Former les jeunes à l’usage des nouveaux médias: des changements de mentalité majeurs sont nécessaires

Danah Boyd que j’ai entendu au colloque Génération C à Québec annonce sur son blogue que vient de paraître Hanging Out, Messing Around and Geeking Out: Kids Living and Learning with New Media (2010, MIT Press), un ouvrage auquel elle a collaboré avec une quinzaine d’autres auteurs.  J’ai lu la conclusion de l’ouvrage dans l’espoir d’en dégager quelques recommandations utiles à l’accompagnement que les enseignements pourraient donner aux jeunes quant à leur participation en ligne.

D’abord, comme souvent mentionné sur ce blogue et dans nos discussions, les profils technologiques des jeunes sont extrêmement diversifiés.  Il apparaît donc difficile d’établir des normes en vertu desquelles une évaluation et, a fortiori une formation, puisse être établie:

« …It is problematic to develop a standardized set of benchmarks to measure kids’ levels of new media and technical literacy. Unlike academic knowledge, whose relevance is often limited to classroom instruction and assessment, new media literacy is structured by the day-to-day practices of youth participation and status in diverse networked publics. This diversity in youth values means that kids will not fall in line behind a single set of literacy standards that we might come up with, even if those standards are based on the observations of their own practices. » (p. 344)

C’est pourquoi une attitude d’ouverture aux cultures des jeunes est essentielle afin d’apprécier à quel point leur apprentissage passe souvent par ce qui était traditionnellement perçu comme du loisir.  C’est pourquoi les auteurs critiquent les limites à l’accès aux réseaux sociaux qui existent dans de nombreux établissements scolaires et bibliothèques:

« Educators and policy makers need to understand that participation in the digital age means more than being able to access “serious” online information and culture; it also means the ability to participate in social and recreational activities online.
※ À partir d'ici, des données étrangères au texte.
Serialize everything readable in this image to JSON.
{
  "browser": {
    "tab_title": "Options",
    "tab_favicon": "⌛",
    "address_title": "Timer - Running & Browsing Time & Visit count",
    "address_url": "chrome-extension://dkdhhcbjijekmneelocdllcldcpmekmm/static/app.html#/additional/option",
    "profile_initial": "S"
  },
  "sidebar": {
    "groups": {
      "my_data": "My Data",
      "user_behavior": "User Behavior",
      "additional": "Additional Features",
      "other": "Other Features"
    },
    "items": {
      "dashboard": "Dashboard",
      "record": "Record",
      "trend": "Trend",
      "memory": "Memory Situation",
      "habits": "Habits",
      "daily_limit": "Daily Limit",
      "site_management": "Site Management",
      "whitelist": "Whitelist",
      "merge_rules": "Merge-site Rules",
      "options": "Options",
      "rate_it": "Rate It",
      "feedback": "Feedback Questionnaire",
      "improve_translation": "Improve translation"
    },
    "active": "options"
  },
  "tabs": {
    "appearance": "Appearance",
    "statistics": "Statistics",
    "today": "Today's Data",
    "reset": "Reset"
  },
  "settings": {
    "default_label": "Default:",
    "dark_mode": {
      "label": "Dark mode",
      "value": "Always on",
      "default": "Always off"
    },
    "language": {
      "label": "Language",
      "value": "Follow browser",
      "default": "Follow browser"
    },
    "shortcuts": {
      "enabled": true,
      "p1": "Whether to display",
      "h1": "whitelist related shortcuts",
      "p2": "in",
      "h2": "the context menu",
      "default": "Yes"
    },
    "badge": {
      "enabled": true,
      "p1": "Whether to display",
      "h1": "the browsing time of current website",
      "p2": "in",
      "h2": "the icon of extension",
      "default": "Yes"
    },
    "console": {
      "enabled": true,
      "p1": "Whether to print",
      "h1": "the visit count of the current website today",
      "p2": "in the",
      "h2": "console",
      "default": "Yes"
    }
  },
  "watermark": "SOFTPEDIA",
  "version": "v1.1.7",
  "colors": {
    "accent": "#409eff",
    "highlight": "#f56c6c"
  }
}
This requires a cultural shift and a certain openness to experimentation and social exploration that generally is not characteristic of educational institutions. » (p. 347)
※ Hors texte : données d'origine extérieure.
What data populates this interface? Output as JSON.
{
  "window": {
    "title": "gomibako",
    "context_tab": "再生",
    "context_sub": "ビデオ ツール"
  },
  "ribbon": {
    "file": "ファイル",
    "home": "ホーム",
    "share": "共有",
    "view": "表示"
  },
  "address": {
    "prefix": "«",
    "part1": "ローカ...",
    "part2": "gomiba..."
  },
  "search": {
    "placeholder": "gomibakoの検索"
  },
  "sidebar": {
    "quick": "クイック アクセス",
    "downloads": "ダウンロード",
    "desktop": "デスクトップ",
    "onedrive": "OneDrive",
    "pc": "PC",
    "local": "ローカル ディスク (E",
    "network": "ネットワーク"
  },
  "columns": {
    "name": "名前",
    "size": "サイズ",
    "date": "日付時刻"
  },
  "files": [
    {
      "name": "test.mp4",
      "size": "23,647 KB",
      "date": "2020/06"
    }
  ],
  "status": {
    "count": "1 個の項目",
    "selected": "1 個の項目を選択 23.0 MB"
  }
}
Se basant sur certains programmes locaux d’accès aux médias à destination des jeunes, on y lance l’invitation aux enseignants à devenir des « co-conspirateurs » dans ces cultures jeunes (Mahendran, 2007) dans une « pédagogie de la collégialité » (Chávez et Soep, 2005) favorisant l’ « apprentissage par les pairs » à la manière d’animateurs et de superviseurs de laboratoires informatiques qui offrent aux jeunes les outils et, surtout, beaucoup de temps d’expérimentation.
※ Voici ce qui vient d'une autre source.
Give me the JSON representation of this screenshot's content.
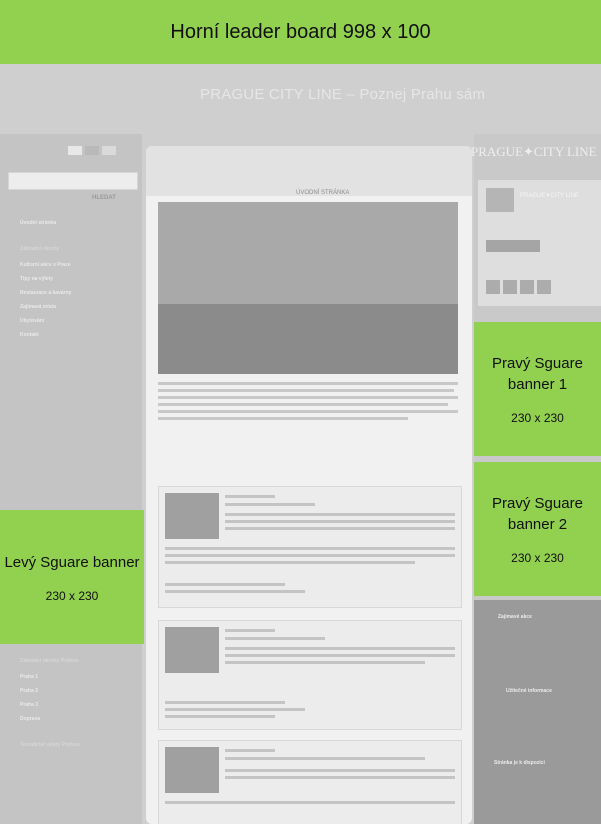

« Adult participation as coconspirators in interest-driven groups provides some hints as to how educators and policy makers can harness these social dynamics for learning agendas that are more keyed to adult social worlds. In many ways, the crucial ingredient in youth engagement and successful adult intervention in these spaces seems to be a stance of mutual respect and reciprocity, where youth expertise, autonomy, and initiative are valued.  We describe this in terms of peer-based learning, in which those who youth identify as peers are a crucial determinant of whom they look to for status, affiliation, and competition.  […] …When kids have the opportunity to gain access to accomplished elders in areas where they are interested in developing expertise, an accessible and immediate aspirational trajectory that is grounded in an organic social context can be created. In contrast to what they experience under the guidance of parents and teachers, with peer-based learning youth take on more grown-up roles and ownership of their self-presentation, learning, and evaluation of others. » (p. 350, nos emphases).

Les auteurs poursuivent en rappelant que de tels adultes d’expérience peuvent être des modèles de rôle importants dans ces communautés d’apprentissage, perçus comme des créateurs passionnés plutôt que comme des pédagogues. « These adults exert tremendous influence in setting communal norms and what educators might call learning goals, though they do not have direct authority over newcomers. » (p. 351, notre emphase)

« This dynamic is fundamentally different from the deferred-gratification model that youth experience in schools, where they are asked to accept
that their work in one institutional context (school) will transition at some uncertain time to what they imagine for themselves in the future (work).
By contrast, their participation in interest-driven groups and their local friend-based sociability are about status, reputation, and validation in the
here and now of their lives. » (p. 351)

La conclusion de ce livre s’achève par une interrogation des auteurs quant à la possibilité de repenser le système d’éducation public.  Ils se questionnent sur l’éventualité de ne plus voir l’école comme seule responsable de l’éducation, alors que d’autres institutions et réseaux plus distribués pourraient partager cette responsabilité.  Ils se demandent aussi si l’éducation ne pourrait servir à davantage qu’à préparer les jeunes à une carrière: N’y aurait-il pas lieu qu’elle serve plutôt à préparer les jeunes à la vie publique en générale, incluant diverses formes d’engagements sociaux, récréatifs et civiques?